Empathy and Recent College Grads
Empathy and Recent College Grads
Discuss workforce management, performance management, retention, communication, motivation, contributing to business results and other topics.
I am a Professor at Middle Tennessee State University and teach a Business Communication course that is designed to assist students in understanding how to properly prepare business messages (using v
Re: Empathy and Recent College Grads
posted at 6/4/2012 10:15 AM EDT
on Workforce Management
Sorry I haven't responded to the forum sooner, but I had end-of-semester grading and prepping for my summer classes to complete . . . so, I am back and reading the postings you all have written.
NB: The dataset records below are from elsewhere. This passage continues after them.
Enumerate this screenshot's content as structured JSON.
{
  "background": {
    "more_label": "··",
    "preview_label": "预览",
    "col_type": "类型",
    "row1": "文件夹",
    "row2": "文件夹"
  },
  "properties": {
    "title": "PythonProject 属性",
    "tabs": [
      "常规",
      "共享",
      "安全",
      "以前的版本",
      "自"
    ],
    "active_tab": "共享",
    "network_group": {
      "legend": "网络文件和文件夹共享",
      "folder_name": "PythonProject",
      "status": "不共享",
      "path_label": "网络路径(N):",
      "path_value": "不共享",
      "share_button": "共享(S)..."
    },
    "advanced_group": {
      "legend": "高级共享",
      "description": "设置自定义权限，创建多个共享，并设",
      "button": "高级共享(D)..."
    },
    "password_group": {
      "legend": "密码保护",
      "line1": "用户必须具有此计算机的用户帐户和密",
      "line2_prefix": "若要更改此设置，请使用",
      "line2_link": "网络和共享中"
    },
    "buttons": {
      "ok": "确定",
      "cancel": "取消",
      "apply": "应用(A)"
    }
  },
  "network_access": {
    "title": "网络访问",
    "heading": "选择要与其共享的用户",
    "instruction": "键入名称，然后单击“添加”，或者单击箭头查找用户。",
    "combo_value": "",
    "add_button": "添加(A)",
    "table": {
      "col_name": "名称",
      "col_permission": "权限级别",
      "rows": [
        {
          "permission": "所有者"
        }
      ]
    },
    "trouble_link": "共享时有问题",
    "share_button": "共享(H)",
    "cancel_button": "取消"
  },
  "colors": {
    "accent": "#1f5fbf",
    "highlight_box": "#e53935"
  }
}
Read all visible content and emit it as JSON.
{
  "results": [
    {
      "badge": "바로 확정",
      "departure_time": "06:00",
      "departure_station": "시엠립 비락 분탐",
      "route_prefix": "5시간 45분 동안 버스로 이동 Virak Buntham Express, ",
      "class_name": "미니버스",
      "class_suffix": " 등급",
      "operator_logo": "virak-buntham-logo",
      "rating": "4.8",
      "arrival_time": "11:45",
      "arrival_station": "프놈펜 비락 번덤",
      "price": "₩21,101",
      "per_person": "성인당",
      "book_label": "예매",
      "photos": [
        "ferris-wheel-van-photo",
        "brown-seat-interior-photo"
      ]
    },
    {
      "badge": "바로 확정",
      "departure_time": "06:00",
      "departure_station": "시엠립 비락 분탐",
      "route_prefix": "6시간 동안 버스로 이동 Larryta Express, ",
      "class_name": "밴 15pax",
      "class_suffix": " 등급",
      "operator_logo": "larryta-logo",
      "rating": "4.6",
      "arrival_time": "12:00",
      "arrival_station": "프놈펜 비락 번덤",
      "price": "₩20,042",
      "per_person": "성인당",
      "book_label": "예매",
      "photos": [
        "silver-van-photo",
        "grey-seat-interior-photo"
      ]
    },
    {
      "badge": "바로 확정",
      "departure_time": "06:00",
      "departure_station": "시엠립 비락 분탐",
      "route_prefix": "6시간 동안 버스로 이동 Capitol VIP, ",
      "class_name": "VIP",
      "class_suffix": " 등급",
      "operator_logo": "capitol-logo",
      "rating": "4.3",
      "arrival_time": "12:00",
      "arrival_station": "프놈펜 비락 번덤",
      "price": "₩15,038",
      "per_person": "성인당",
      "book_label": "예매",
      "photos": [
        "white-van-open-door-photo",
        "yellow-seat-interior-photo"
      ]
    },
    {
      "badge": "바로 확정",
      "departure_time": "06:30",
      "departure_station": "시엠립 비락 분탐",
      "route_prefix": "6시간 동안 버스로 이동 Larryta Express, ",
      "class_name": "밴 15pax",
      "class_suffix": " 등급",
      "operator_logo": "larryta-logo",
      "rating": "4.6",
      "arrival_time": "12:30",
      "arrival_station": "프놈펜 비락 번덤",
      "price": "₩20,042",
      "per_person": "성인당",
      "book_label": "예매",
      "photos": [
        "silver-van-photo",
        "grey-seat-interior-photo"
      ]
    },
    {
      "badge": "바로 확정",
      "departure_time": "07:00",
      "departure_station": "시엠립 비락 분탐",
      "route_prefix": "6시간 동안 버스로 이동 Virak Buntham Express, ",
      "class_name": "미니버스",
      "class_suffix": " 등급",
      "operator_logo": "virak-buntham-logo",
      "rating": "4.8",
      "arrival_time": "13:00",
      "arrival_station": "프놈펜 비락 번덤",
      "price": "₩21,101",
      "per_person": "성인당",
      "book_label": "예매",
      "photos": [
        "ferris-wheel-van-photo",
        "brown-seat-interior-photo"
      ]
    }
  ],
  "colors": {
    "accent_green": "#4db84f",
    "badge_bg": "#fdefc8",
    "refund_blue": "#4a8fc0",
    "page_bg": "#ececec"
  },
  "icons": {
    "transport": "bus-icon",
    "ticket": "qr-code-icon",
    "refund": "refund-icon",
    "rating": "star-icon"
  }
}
I understand the question about honesty and why we teach an "indirect" approach to reporting bad news. Basically, we use the indirect approach in reporting bad news as a result of our western cultural norms. No one likes to hear bad news right off the bat--and for businesses, if they desire their customers/clients to be accepting of bad news, they need to make a connection with the reader or listener FIRST and then report the bad news as part of the explanations. We do not teach our students to report some convoluted information, but rather to "soften the blow" when delivering a negative message. Not all cultures appreciate this approach, and we do teach our students to consider their audience first and foremost--if you are dealing with a culture that expects to know up front whether the answer is yes or no, then forget the indirect approach to communicating and go straight for the information. If you are dealing with a culture that will be personally offended by negative news, you have to approach the message from another angle. Again, the whole premise of writing is based on audience analysis--to whom am I communicating and what do they expect in terms of my approach to communicating information.
I believe what you might be referring to, James, is what we term "corporate speak"--or the ability to deliver information to the audience WITHOUT really telling the audience anything. We often see the same approach with politicians--ask one a question and see if you really get an answer to your question or if you merely get an answer that appears to tell you something but doesn't tell you what you actually wanted to know. And if delivered with a smile or a slam to the opponent, the audience goes wild!
I just wanted to tell you that we don't teach students to be dishonest in their communication; we teach them to take the right approach to communicating based on the audience to whom they are communicating. Negative messages usually take an indirect approach--unless you have a situation where the bad news needs to be front and center. For example, if you are communicating information that could be hazardous or dangerous, put the bad news first; if you are communicating to someone from a culture desirous of hearing the bad news first, put the bad news first; if you are communicating with a customer or client you have communicated with on numerous occasions and who seems to be unable to understand your "bad" news, put the bad news first; if your audience expects to receive bad news and in no way is expecting anything else, put the bad news first. However, since most businesses find it more financially feasible to maintain existing customers than to recruit new ones, they usually want to communicate bad news in an indirect fashion so as to mitigate the fall out--not an excuse for lying or misrepresenting information.
I hope this helps better understand the indirect versus direct approach to communicating. And the empathy issue--well, students appear to have the same problem communicating in a direct fashion as they do in an indirect one. If you have no understanding of how to "put yourself in the reader's or listener's shoes," then you certainly will find it difficult to be an effective communicator. Thanks again for participating!